When I pose a question to the UI about drugs that may treat idiopathic bronchiectasis, the first eight results appear relatively quickly, but the "loading new results" button then spins for another six minutes before new results are available. Likewise, when I ask about drugs that may treat primary ciliary dyskinesia, the first 67 results appear pretty much immediately, but the "loading new results" button spins for another twelve minutes before new results are available.

However, the initial issue I recall is posing a question to the UI and not seeing any results at all for at least five minutes before I gave up.
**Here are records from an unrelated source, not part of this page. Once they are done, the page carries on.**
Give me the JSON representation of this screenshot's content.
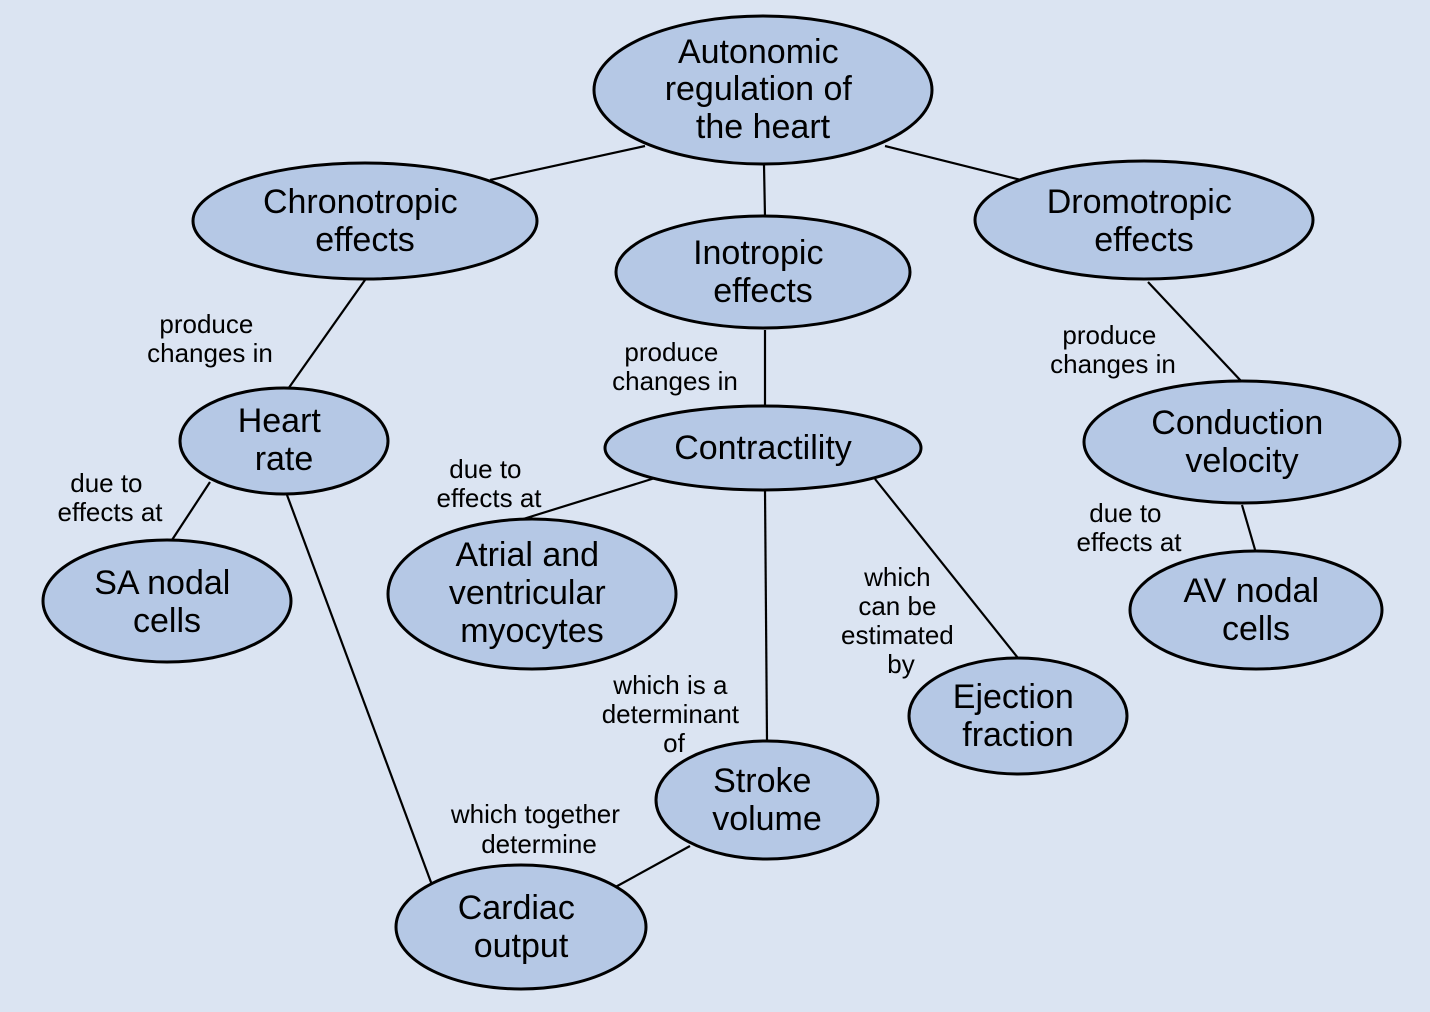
{
  "colors": {
    "background": "#dbe4f2",
    "node_fill": "#b5c8e5",
    "stroke": "#000000"
  },
  "nodes": {
    "root": [
      "Autonomic",
      "regulation of",
      "the heart"
    ],
    "chronotropic": [
      "Chronotropic",
      "effects"
    ],
    "inotropic": [
      "Inotropic",
      "effects"
    ],
    "dromotropic": [
      "Dromotropic",
      "effects"
    ],
    "heart_rate": [
      "Heart",
      "rate"
    ],
    "contractility": [
      "Contractility"
    ],
    "conduction": [
      "Conduction",
      "velocity"
    ],
    "sa_nodal": [
      "SA nodal",
      "cells"
    ],
    "myocytes": [
      "Atrial and",
      "ventricular",
      "myocytes"
    ],
    "av_nodal": [
      "AV nodal",
      "cells"
    ],
    "ejection": [
      "Ejection",
      "fraction"
    ],
    "stroke": [
      "Stroke",
      "volume"
    ],
    "cardiac": [
      "Cardiac",
      "output"
    ]
  },
  "edge_labels": {
    "chrono_hr": [
      "produce",
      "changes in"
    ],
    "ino_contr": [
      "produce",
      "changes in"
    ],
    "dromo_cond": [
      "produce",
      "changes in"
    ],
    "hr_sa": [
      "due to",
      "effects at"
    ],
    "contr_myo": [
      "due to",
      "effects at"
    ],
    "cond_av": [
      "due to",
      "effects at"
    ],
    "contr_ef": [
      "which",
      "can be",
      "estimated",
      "by"
    ],
    "contr_sv": [
      "which is a",
      "determinant",
      "of"
    ],
    "sv_co": [
      "which together",
      "determine"
    ]
  }
}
I thought the issue arose with a query related to idiopathic bronchiectasis or primary ciliary dyskinesia, but while my tests above suggest delays in returning new answers, they do not entirely replicate the initial issue as I recall it.

Somewhat related, I don't think there's an elegant way to stop a query that's been initiated in the UI? @Genomewide : is this something the UI team is thinking about?

karafecho commented 1 year ago

Also, the answers that are returned for primary ciliary dyskinesia are for ciliary motility disorders, even though I selected "primary ciliary dyskinesia" from the drop-down menu as the disease of interest.

(I realize I'm conflating issues here ... sorry! .. I just want to quickly capture them as I am short on time right now!)

sierra-moxon commented 1 year ago

summary of status:

sierra-moxon commented 1 year ago

the status of performance issues is as follows:

And I think that is where we stand for September. @Genomewide @karafecho - taking these updates into account, should we close this issue? Else, do you have suggestions for how to proceed? :) thx!

karafecho commented 1 year ago

I just retested idopathic bronchiectasis (IB) and primary ciliary dyskinesia (PCD). I am still finding parsing issues / mismatches for PCD (e.g., pomalidomide, cyclophosphamide and dexamethasone (PCD); paraneoplastic cerebellar degeneration (PCD)), and I'm finding a bunch of generic results for IB (e.g., antibiotics, steroids), but I think we can say that the performance issues have been addressed. For instance, the "Calculating" notice appears now, and initial results are returned in <2 minutes.

The phenotypeA <-- geneA <-- Gene --> geneB --> phenotypeB query is not directly relevant to the September release, and ARAX and BTE return results for the query, so I'm closing this issue.